Multispectral remote sensing images have wide potential application, including aerospace, mineral exploration, environment monitoring, etc. As 3-D images, multispectral remote sensing images provide more precise spectral information of landmark, but results in large size data sizes. The storage and transmission of large volumes of multispectral data have become significant concerns. Therefore the research on compression methods of multispectral remote sensing images is very important and practical. This thesis contributes to research compression methods of the multispectral remote sensing images based on contourlet transform, fractal compression and PSO. The thesis mainly includes the following aspects.
     Firstly, the image fractal compression algorithm based on PSO and K-means is introduced. Then the algorithm based on contourlet transform, IPSO and K-means is realized. By classifying the contourlet coefficients, the experimental results show that, the realized algorithms can get better quality of image with the same compression ratio.

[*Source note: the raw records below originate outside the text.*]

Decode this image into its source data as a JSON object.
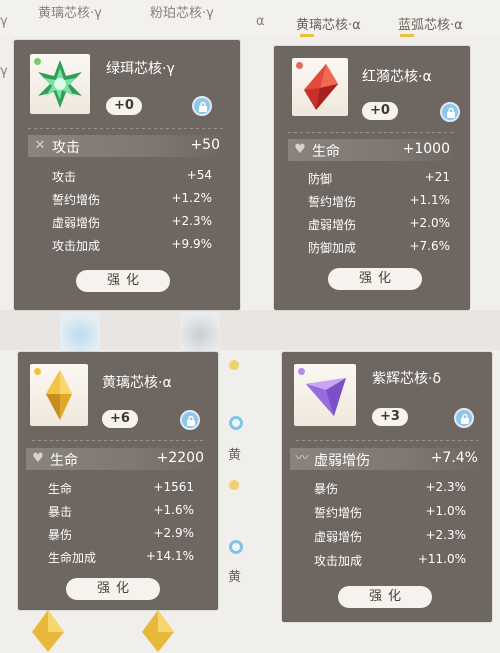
{
  "background": {
    "top_labels": [
      "黄璃芯核·γ",
      "粉珀芯核·γ",
      "黄璃芯核·α",
      "蓝弧芯核·α"
    ],
    "side_label_1": "黄",
    "side_label_2": "黄",
    "side_label_3": "·",
    "side_label_4": "α",
    "side_label_5": "γ",
    "side_label_6": "γ"
  },
  "cards": [
    {
      "name": "绿珥芯核·γ",
      "level": "+0",
      "main": {
        "label": "攻击",
        "value": "+50",
        "icon": "crossed-swords-icon"
      },
      "subs": [
        {
          "label": "攻击",
          "value": "+54"
        },
        {
          "label": "誓约增伤",
          "value": "+1.2%"
        },
        {
          "label": "虚弱增伤",
          "value": "+2.3%"
        },
        {
          "label": "攻击加成",
          "value": "+9.9%"
        }
      ],
      "upgrade_label": "强化",
      "gem_color": "#3fb56a",
      "gem_icon": "green-star-gem-icon"
    },
    {
      "name": "红漪芯核·α",
      "level": "+0",
      "main": {
        "label": "生命",
        "value": "+1000",
        "icon": "heart-icon"
      },
      "subs": [
        {
          "label": "防御",
          "value": "+21"
        },
        {
          "label": "誓约增伤",
          "value": "+1.1%"
        },
        {
          "label": "虚弱增伤",
          "value": "+2.0%"
        },
        {
          "label": "防御加成",
          "value": "+7.6%"
        }
      ],
      "upgrade_label": "强化",
      "gem_color": "#e0453a",
      "gem_icon": "red-diamond-gem-icon"
    },
    {
      "name": "黄璃芯核·α",
      "level": "+6",
      "main": {
        "label": "生命",
        "value": "+2200",
        "icon": "heart-icon"
      },
      "subs": [
        {
          "label": "生命",
          "value": "+1561"
        },
        {
          "label": "暴击",
          "value": "+1.6%"
        },
        {
          "label": "暴伤",
          "value": "+2.9%"
        },
        {
          "label": "生命加成",
          "value": "+14.1%"
        }
      ],
      "upgrade_label": "强化",
      "gem_color": "#f0c23a",
      "gem_icon": "yellow-diamond-gem-icon"
    },
    {
      "name": "紫辉芯核·δ",
      "level": "+3",
      "main": {
        "label": "虚弱增伤",
        "value": "+7.4%",
        "icon": "wave-icon"
      },
      "subs": [
        {
          "label": "暴伤",
          "value": "+2.3%"
        },
        {
          "label": "誓约增伤",
          "value": "+1.0%"
        },
        {
          "label": "虚弱增伤",
          "value": "+2.3%"
        },
        {
          "label": "攻击加成",
          "value": "+11.0%"
        }
      ],
      "upgrade_label": "强化",
      "gem_color": "#9a6be0",
      "gem_icon": "purple-prism-gem-icon"
    }
  ],
  "colors": {
    "card_bg": "#6e6661",
    "pill_bg": "#f6f3ef",
    "lock_blue": "#8ec7e8",
    "accent_yellow": "#e8c23a"
  }
}
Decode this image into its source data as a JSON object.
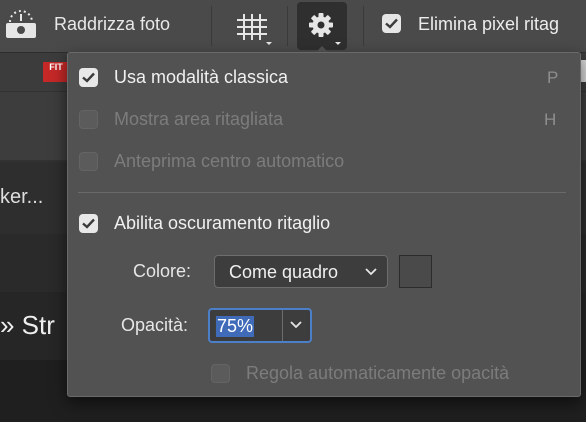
{
  "options_bar": {
    "straighten_label": "Raddrizza foto",
    "delete_pixels_label": "Elimina pixel ritag",
    "delete_pixels_checked": true,
    "grid_overlay_icon": "grid-overlay-icon",
    "settings_icon": "gear-icon"
  },
  "background": {
    "tab_icon_text": "FIT",
    "field_text": "ker...",
    "heading_text": "» Str"
  },
  "popover": {
    "options": [
      {
        "label": "Usa modalità classica",
        "shortcut": "P",
        "checked": true,
        "enabled": true
      },
      {
        "label": "Mostra area ritagliata",
        "shortcut": "H",
        "checked": false,
        "enabled": false
      },
      {
        "label": "Anteprima centro automatico",
        "shortcut": "",
        "checked": false,
        "enabled": false
      }
    ],
    "shield": {
      "label": "Abilita oscuramento ritaglio",
      "checked": true
    },
    "color": {
      "label": "Colore:",
      "value": "Come quadro",
      "swatch": "#4a4a4a"
    },
    "opacity": {
      "label": "Opacità:",
      "value": "75%"
    },
    "auto_opacity": {
      "label": "Regola automaticamente opacità",
      "checked": false,
      "enabled": false
    }
  },
  "colors": {
    "accent_focus": "#4d7ec8",
    "selection": "#3f6bb8",
    "popover_bg": "#525252"
  }
}
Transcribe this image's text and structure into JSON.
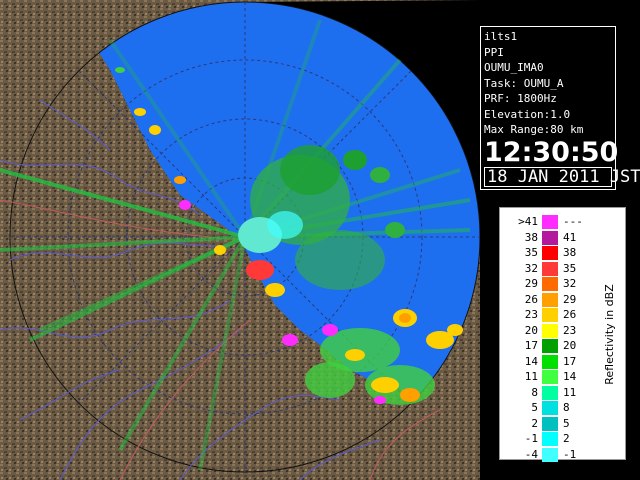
{
  "info": {
    "station": "ilts1",
    "mode": "PPI",
    "radar_id": "OUMU_IMA0",
    "task": "Task: OUMU_A",
    "prf": "PRF: 1800Hz",
    "elevation": "Elevation:1.0",
    "max_range": "Max Range:80 km",
    "time": "12:30:50",
    "date": "18 JAN 2011 JST"
  },
  "legend": {
    "unit": "Reflectivity in dBZ",
    "rows": [
      {
        "lo": ">41",
        "hi": "---",
        "color": "#ff2cff"
      },
      {
        "lo": "38",
        "hi": "41",
        "color": "#b4189c"
      },
      {
        "lo": "35",
        "hi": "38",
        "color": "#ff0000"
      },
      {
        "lo": "32",
        "hi": "35",
        "color": "#ff3838"
      },
      {
        "lo": "29",
        "hi": "32",
        "color": "#ff6a00"
      },
      {
        "lo": "26",
        "hi": "29",
        "color": "#ffa000"
      },
      {
        "lo": "23",
        "hi": "26",
        "color": "#ffd000"
      },
      {
        "lo": "20",
        "hi": "23",
        "color": "#ffff00"
      },
      {
        "lo": "17",
        "hi": "20",
        "color": "#00a000"
      },
      {
        "lo": "14",
        "hi": "17",
        "color": "#00e000"
      },
      {
        "lo": "11",
        "hi": "14",
        "color": "#40ff40"
      },
      {
        "lo": "8",
        "hi": "11",
        "color": "#00ffa0"
      },
      {
        "lo": "5",
        "hi": "8",
        "color": "#00e0e0"
      },
      {
        "lo": "2",
        "hi": "5",
        "color": "#00c0c0"
      },
      {
        "lo": "-1",
        "hi": "2",
        "color": "#00ffff"
      },
      {
        "lo": "-4",
        "hi": "-1",
        "color": "#40ffff"
      }
    ]
  },
  "colors": {
    "sea": "#1e6ef0",
    "land": "#6b5a44",
    "range_ring": "#3a4a8a",
    "rivers": "#5a5ad0"
  }
}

     Then, by decomposing the multispectral remote sensing image based on contourlet transform in the dimensional domain, the Krawtchouk moments and FCM is used in fractal compression. The multispectral image fractal compression algorithm based on Krawtchouk moments is introduced. Then the algorithm based on Krawtchouk moments, FCM and contourlet transform is realized. By classifying the range and domain blocks, the presented algorithms can reach higher PSNR and compression ratio.
     Next, to reach the better quality of reconstructed image, the algorithm of multispectral image fractal compression based on KFCM is presented. Then the method based on mtsPSO and KFCM is realized. Experimental results show that compared to the method based on wavelet transform and fractal compression, the introduced algorithms can reduce encoding time efficiently and reach better quality of image.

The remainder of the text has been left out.